I have a tokay gecko that is about 8 or 9 years old and was wondering what their lifespan is. The gecko has lived in my parents screened in porch in Florida for all this time. It is really healthy and large. It lives off anoles and bugs that crawl in the porch lol one time I saw it with a mouse in its mouth. i am thinking of selling it as my parents are wanting to sell thier house and whoever moves in might not like a large gecko. I don't look forward to catching it lol. It has a strong bite, I caught a few years ago while wearing leather gloves and it still hurt a little, and that wa swhen it was smaller.  right now it is about 10".

though I don't want to sell it if it is going to die soon because of old age, so that is why I was wondering what the oldest they can live to.


----------



## Socrates (Dec 3, 2006)

WOW - congratulations on having him for so long. :clap:  Their "average" life span is 10 years, even though there have been reports of some living up to 20.  

It'll be rough for him if he gets moved into a crammed enclosure if he's accustomed to having an entire porch most of his life.  Perhaps the future home owners won't mind the company, especially if they find out he keeps rodents out of the house 

---
Wendy
---


----------



## Ewok (Dec 3, 2006)

Thanks for the info, yeah your right it wouldn't do well in an enclosure, it probably  would be stressed out. Its funny though, my mom  has a little birdhouse in the porch that the gecko uses as it's home during the day time haha.  If  the gecko  isn't running around on the walls  its in the birdhouse


----------



## AneesasMuse (Dec 4, 2006)

awww... I have a soft spot for Tokays, but can't bring myself to keep them in enclosures either. They get such a bad rap for being so nasty, but it's just their nature. 
I hope the new house occupants won't mind and will let him live out his days in HIS house!


----------



## Khaz Rhoz Zek (Dec 4, 2006)

Here's hoping he has another 10 years in his abode!


----------



## Wolfy72 (Dec 4, 2006)

Ahhhh  the "Infamous" biting gecko....hmmmm that's such a bad and nasty thing to say....

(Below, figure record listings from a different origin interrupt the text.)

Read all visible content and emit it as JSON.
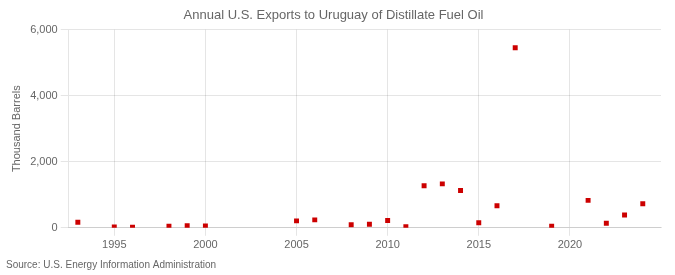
{
  "chart_data": {
    "type": "scatter",
    "title": "Annual U.S. Exports to Uruguay of Distillate Fuel Oil",
    "ylabel": "Thousand Barrels",
    "annotation": "Source: U.S. Energy Information Administration",
    "x": [
      1993,
      1995,
      1996,
      1998,
      1999,
      2000,
      2005,
      2006,
      2008,
      2009,
      2010,
      2011,
      2012,
      2013,
      2014,
      2015,
      2016,
      2017,
      2019,
      2021,
      2022,
      2023,
      2024
    ],
    "values": [
      170,
      25,
      15,
      50,
      60,
      55,
      210,
      240,
      95,
      110,
      220,
      35,
      1270,
      1330,
      1130,
      155,
      670,
      5450,
      50,
      830,
      135,
      385,
      730
    ],
    "color": "#cc0000",
    "marker": "square",
    "xlim": [
      1992.5,
      2025
    ],
    "ylim": [
      0,
      6000
    ],
    "xticks": [
      1995,
      2000,
      2005,
      2010,
      2015,
      2020
    ],
    "yticks": [
      0,
      {
        "value": 2000,
        "label": "2,000"
      },
      {
        "value": 4000,
        "label": "4,000"
      },
      {
        "value": 6000,
        "label": "6,000"
      }
    ],
    "grid": true
  }
}
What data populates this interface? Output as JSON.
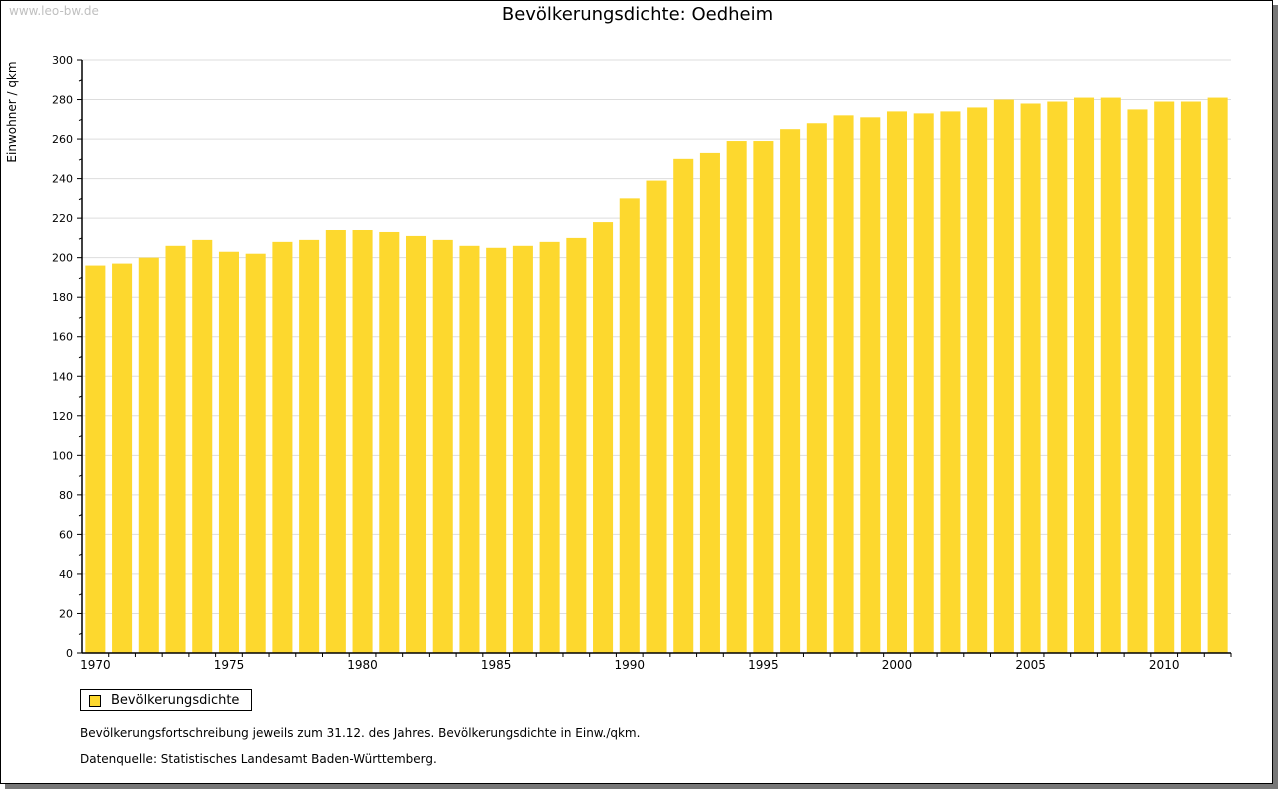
{
  "watermark": "www.leo-bw.de",
  "colors": {
    "bar": "#FDD82E",
    "grid": "#DDDDDD"
  },
  "notes": [
    "Bevölkerungsfortschreibung jeweils zum 31.12. des Jahres. Bevölkerungsdichte in Einw./qkm.",
    "Datenquelle: Statistisches Landesamt Baden-Württemberg."
  ],
  "chart_data": {
    "type": "bar",
    "title": "Bevölkerungsdichte: Oedheim",
    "xlabel": "",
    "ylabel": "Einwohner / qkm",
    "ylim": [
      0,
      300
    ],
    "yticks": [
      0,
      20,
      40,
      60,
      80,
      100,
      120,
      140,
      160,
      180,
      200,
      220,
      240,
      260,
      280,
      300
    ],
    "xtick_labels": [
      "1970",
      "1975",
      "1980",
      "1985",
      "1990",
      "1995",
      "2000",
      "2005",
      "2010"
    ],
    "grid": true,
    "legend": {
      "position": "bottom-left",
      "entries": [
        "Bevölkerungsdichte"
      ]
    },
    "categories": [
      1970,
      1971,
      1972,
      1973,
      1974,
      1975,
      1976,
      1977,
      1978,
      1979,
      1980,
      1981,
      1982,
      1983,
      1984,
      1985,
      1986,
      1987,
      1988,
      1989,
      1990,
      1991,
      1992,
      1993,
      1994,
      1995,
      1996,
      1997,
      1998,
      1999,
      2000,
      2001,
      2002,
      2003,
      2004,
      2005,
      2006,
      2007,
      2008,
      2009,
      2010,
      2011,
      2012
    ],
    "series": [
      {
        "name": "Bevölkerungsdichte",
        "values": [
          196,
          197,
          200,
          206,
          209,
          203,
          202,
          208,
          209,
          214,
          214,
          213,
          211,
          209,
          206,
          205,
          206,
          208,
          210,
          218,
          230,
          239,
          250,
          253,
          259,
          259,
          265,
          268,
          272,
          271,
          274,
          273,
          274,
          276,
          280,
          278,
          279,
          281,
          281,
          275,
          279,
          279,
          281
        ]
      }
    ]
  }
}
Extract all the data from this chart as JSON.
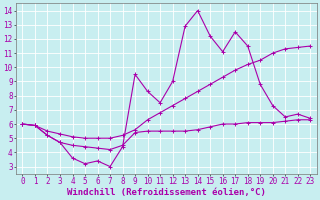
{
  "xlabel": "Windchill (Refroidissement éolien,°C)",
  "xlim": [
    -0.5,
    23.5
  ],
  "ylim": [
    2.5,
    14.5
  ],
  "bg_color": "#c8eef0",
  "line_color": "#aa00aa",
  "grid_color": "#ffffff",
  "xticks": [
    0,
    1,
    2,
    3,
    4,
    5,
    6,
    7,
    8,
    9,
    10,
    11,
    12,
    13,
    14,
    15,
    16,
    17,
    18,
    19,
    20,
    21,
    22,
    23
  ],
  "yticks": [
    3,
    4,
    5,
    6,
    7,
    8,
    9,
    10,
    11,
    12,
    13,
    14
  ],
  "line1_x": [
    0,
    1,
    2,
    3,
    4,
    5,
    6,
    7,
    8,
    9,
    10,
    11,
    12,
    13,
    14,
    15,
    16,
    17,
    18,
    19,
    20,
    21,
    22,
    23
  ],
  "line1_y": [
    6.0,
    5.9,
    5.2,
    4.7,
    3.6,
    3.2,
    3.4,
    3.0,
    4.4,
    9.5,
    8.3,
    7.5,
    9.0,
    12.9,
    14.0,
    12.2,
    11.1,
    12.5,
    11.5,
    8.8,
    7.3,
    6.5,
    6.7,
    6.4
  ],
  "line2_x": [
    0,
    1,
    2,
    3,
    4,
    5,
    6,
    7,
    8,
    9,
    10,
    11,
    12,
    13,
    14,
    15,
    16,
    17,
    18,
    19,
    20,
    21,
    22,
    23
  ],
  "line2_y": [
    6.0,
    5.9,
    5.5,
    5.3,
    5.1,
    5.0,
    5.0,
    5.0,
    5.2,
    5.6,
    6.3,
    6.8,
    7.3,
    7.8,
    8.3,
    8.8,
    9.3,
    9.8,
    10.2,
    10.5,
    11.0,
    11.3,
    11.4,
    11.5
  ],
  "line3_x": [
    0,
    1,
    2,
    3,
    4,
    5,
    6,
    7,
    8,
    9,
    10,
    11,
    12,
    13,
    14,
    15,
    16,
    17,
    18,
    19,
    20,
    21,
    22,
    23
  ],
  "line3_y": [
    6.0,
    5.9,
    5.2,
    4.7,
    4.5,
    4.4,
    4.3,
    4.2,
    4.5,
    5.4,
    5.5,
    5.5,
    5.5,
    5.5,
    5.6,
    5.8,
    6.0,
    6.0,
    6.1,
    6.1,
    6.1,
    6.2,
    6.3,
    6.3
  ],
  "tick_fontsize": 5.5,
  "xlabel_fontsize": 6.5,
  "linewidth": 0.8,
  "markersize": 2.5
}
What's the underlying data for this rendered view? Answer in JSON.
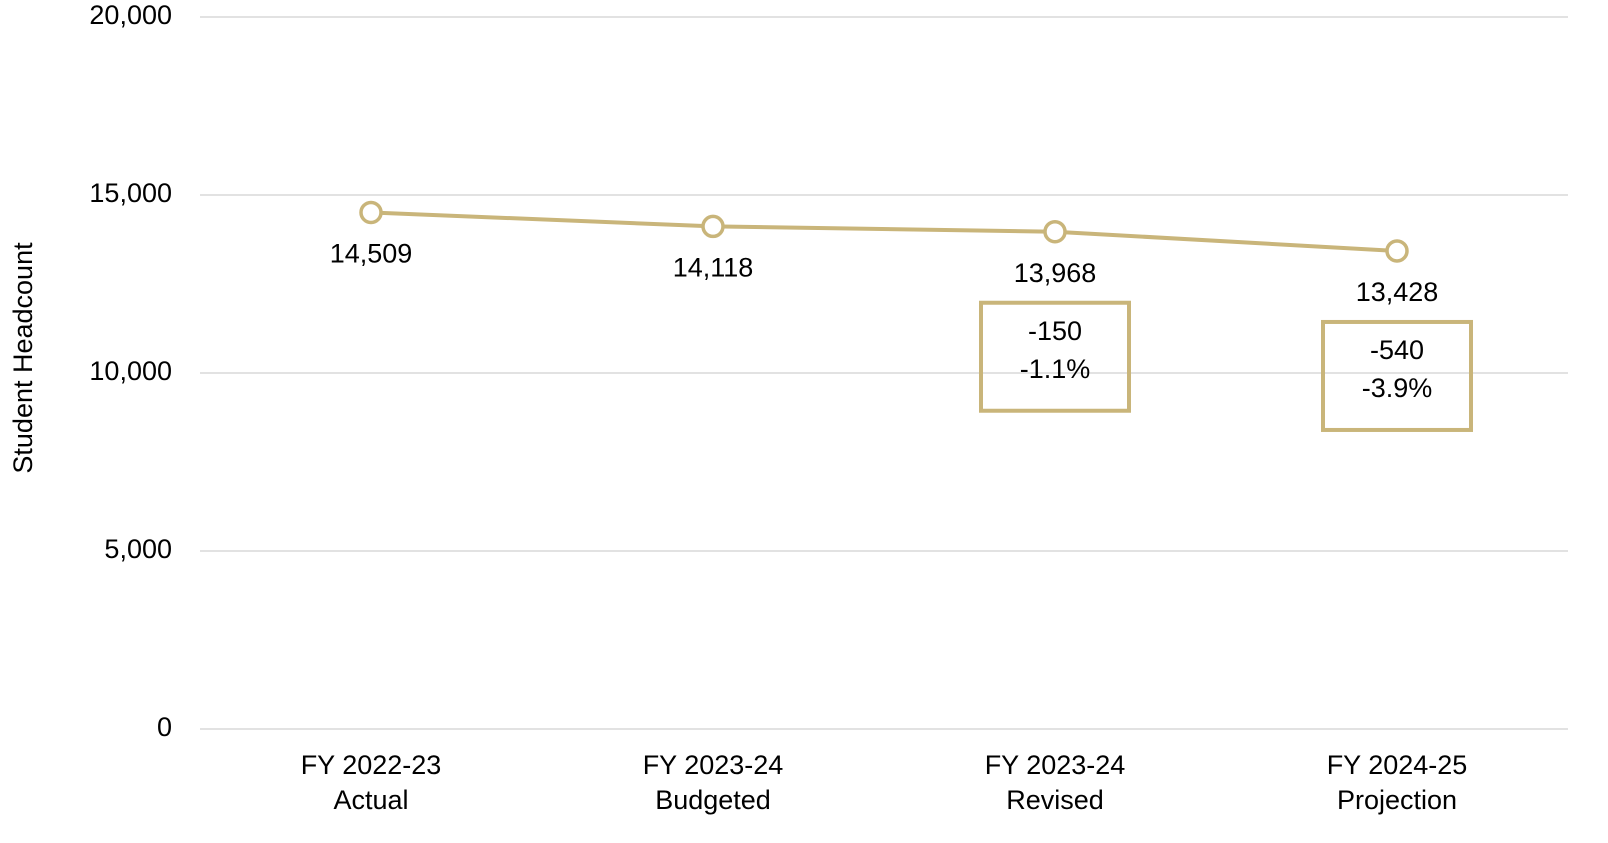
{
  "chart_data": {
    "type": "line",
    "y_label": "Student Headcount",
    "categories": [
      [
        "FY 2022-23",
        "Actual"
      ],
      [
        "FY 2023-24",
        "Budgeted"
      ],
      [
        "FY 2023-24",
        "Revised"
      ],
      [
        "FY 2024-25",
        "Projection"
      ]
    ],
    "series": [
      {
        "name": null,
        "color": "#c9b57a",
        "values": [
          14509,
          14118,
          13968,
          13428
        ],
        "value_labels": [
          "14,509",
          "14,118",
          "13,968",
          "13,428"
        ]
      }
    ],
    "annotations": [
      null,
      null,
      [
        "-150",
        "-1.1%"
      ],
      [
        "-540",
        "-3.9%"
      ]
    ],
    "ylim": [
      0,
      20000
    ],
    "yticks": [
      0,
      {
        "value": 5000,
        "label": "5,000"
      },
      {
        "value": 10000,
        "label": "10,000"
      },
      {
        "value": 15000,
        "label": "15,000"
      },
      {
        "value": 20000,
        "label": "20,000"
      }
    ],
    "grid": true
  }
}
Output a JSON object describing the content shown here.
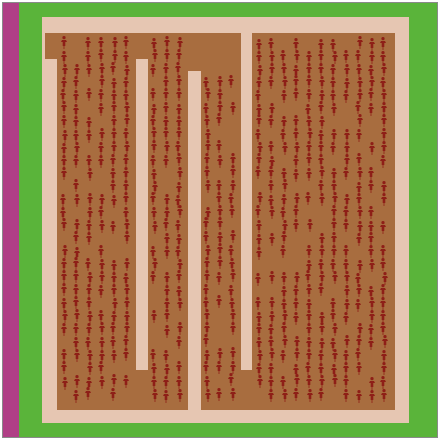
{
  "colors": {
    "grass": "#5ab43a",
    "side_strip": "#b03f86",
    "walkway": "#e6c6b2",
    "field": "#a86d3f",
    "figure": "#8e1f17",
    "frame_border": "#8a8a8a"
  },
  "scene": {
    "figure_icon": "person-icon",
    "lane_count": 4
  }
}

I currently house  over 15 of these lovely critters,,, I LOVE THEM  my kids love them and so does my wife,,, I am working on a breeding project here with the Tokays, I have 3 seperate tanks of them, they grow so fast and are just an all around cool gecko to watch interact with the others, they will eat just about anything you throw at them, mine are all still pretty young though , fat and healthy...as  for taking one from an enclosure like a screened porch and puttin it in a tank... I really wouldn't reccomend doin that....mine are all constantly moving around and playin with each other....maybe try building a custom enclosure large enough....or consider releasing back where ya  caught it if you're concerned about the new owners...
Great job though on keeping it this long nice to see i'm not the ony one interested in these fiesty fella's...


----------



## Randolph XX() (Dec 5, 2006)

even a common gecko has an amazinly long lifespan. I can remember there was a common house gecko with bizzare colouring, similar to calico but lighter, hanging out in my place since i have memory. Now it is still there in my old place, cuz my dad saw him(he barks, thats why he is so unforgetable) two weeks ago, and i a now 21 years old


----------